Publié le 7 novembre, 2016 | par @avscci
0Entretien avec Luc et Jean-Pierre Dardenne pour La fille inconnue
Luc et Jean-Pierre Dardenne appartiennent à deux ensembles de cinéastes que les commentateurs mettent souvent en exergue. D’un côté les frères de cinéma (une qualité partagée par les Larrieu, les Taviani, les Coen, les Wachovski), de l’autre ceux qui ont été honorés à deux reprises par une Palme d’or (à l’instar de Bille August, Emir Kusturica, Ken Loach, Francis Coppola, Shoei Immamura ou Michael Haneke). Ce n’est pas anecdotique. Luc et Jean-Pierre Dardenne sont effectivement de ces « poids lourds » que les festivals s’arrachent et si certains de leurs films nous accrochent plus que d’autres, force est de reconnaître qu’ils n’ont jamais fait le moindre faux-pas. Leur œuvre forme un tout, une comédie humaine au sens balzacien du terme d’une cohérence absolue, esthétiquement et sur le fond.

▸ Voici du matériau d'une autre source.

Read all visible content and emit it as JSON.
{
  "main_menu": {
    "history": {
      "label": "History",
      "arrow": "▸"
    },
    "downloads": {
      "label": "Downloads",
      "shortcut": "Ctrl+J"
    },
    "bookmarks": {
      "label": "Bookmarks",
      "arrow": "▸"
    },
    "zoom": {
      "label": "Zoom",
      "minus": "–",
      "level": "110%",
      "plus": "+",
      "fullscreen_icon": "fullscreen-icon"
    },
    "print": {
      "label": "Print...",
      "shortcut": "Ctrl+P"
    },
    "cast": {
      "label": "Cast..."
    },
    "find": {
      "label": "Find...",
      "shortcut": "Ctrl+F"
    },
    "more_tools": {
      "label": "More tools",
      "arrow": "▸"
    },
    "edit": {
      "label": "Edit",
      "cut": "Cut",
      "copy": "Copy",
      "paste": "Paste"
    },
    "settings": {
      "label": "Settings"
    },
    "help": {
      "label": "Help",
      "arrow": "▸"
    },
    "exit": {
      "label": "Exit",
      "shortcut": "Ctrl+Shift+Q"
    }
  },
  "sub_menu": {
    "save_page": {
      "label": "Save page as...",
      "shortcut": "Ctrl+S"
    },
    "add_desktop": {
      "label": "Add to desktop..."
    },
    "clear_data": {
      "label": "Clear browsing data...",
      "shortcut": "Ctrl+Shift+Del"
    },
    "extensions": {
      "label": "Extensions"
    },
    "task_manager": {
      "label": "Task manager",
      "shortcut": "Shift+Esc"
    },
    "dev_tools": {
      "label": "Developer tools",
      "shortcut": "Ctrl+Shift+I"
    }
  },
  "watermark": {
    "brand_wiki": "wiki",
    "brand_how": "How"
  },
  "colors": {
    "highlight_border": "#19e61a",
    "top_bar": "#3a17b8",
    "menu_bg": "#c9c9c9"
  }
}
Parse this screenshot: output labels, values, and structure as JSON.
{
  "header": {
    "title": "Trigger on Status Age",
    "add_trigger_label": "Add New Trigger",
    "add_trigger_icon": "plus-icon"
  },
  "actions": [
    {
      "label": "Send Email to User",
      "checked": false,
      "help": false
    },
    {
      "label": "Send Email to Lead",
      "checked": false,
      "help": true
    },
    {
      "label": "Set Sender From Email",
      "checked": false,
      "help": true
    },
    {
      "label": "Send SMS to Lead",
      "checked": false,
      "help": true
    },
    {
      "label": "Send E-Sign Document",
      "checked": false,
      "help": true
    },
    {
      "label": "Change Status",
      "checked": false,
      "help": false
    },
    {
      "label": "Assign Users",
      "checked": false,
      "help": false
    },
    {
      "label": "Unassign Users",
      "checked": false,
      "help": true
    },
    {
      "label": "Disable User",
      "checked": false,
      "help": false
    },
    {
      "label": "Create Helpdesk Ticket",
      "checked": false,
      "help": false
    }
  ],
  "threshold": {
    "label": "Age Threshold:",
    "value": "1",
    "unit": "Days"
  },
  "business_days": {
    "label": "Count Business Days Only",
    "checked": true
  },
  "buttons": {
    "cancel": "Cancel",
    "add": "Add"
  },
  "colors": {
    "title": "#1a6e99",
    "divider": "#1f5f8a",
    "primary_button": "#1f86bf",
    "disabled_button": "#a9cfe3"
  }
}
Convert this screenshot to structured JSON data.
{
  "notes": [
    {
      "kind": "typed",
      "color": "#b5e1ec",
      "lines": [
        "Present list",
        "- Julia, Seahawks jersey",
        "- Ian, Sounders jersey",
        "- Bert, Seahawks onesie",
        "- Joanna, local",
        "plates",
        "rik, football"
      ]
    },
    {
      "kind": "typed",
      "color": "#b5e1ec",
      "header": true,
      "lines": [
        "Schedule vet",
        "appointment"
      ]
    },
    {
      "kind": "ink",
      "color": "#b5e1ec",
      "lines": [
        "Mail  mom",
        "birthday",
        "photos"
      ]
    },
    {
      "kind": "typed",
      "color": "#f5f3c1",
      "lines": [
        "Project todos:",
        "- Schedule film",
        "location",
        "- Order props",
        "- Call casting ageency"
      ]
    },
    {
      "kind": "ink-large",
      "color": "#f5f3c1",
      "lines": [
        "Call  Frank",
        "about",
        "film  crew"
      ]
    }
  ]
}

Quant à la fratrie, si le grand public ne différencie pas vraiment les frères, c’est aussi parce que ceux-ci ne cherchent pas du tout à se mettre en avant autrement que comme une entité artistique, un collectif. Ce qui ne les empêche pas bien sûr d’occuper une place précise.
« Nous ne sommes pas toujours à égalité à tous les stades de la fabrication des films. C’est Luc qui écrit le scénario, même si nous sommes naturellement ensemble pour décider des grandes lignes de ce que nous allons raconter et des personnages que nous allons faire vivre. Mais nous continuons à parler, à échanger des idées au tournage. Les comédiens se demandent toujours ce que nous nous racontons, en fait nous sommes en train de chercher la meilleure façon de procéder. Et au final nous n’avons pas de divergence. »
Preuve supplémentaire de leur capacité à tout remettre en question : le film a été écourté de plusieurs minutes depuis sa présentation à Cannes. Il est donc resserré, sans doute plus efficace, même si les différences n’apparaissent pas flagrantes à la première vision.
Le point de départ de La Fille inconnue est simple : nous nous attachons aux pas d’une jeune femme, médecin de son état, confrontée à une question d’ordre moral depuis qu’elle se sent responsable de la mort d’une fille venue sonner (en dehors des horaires d’ouverture de son cabinet) à sa porte, à laquelle elle n’a pas ouvert.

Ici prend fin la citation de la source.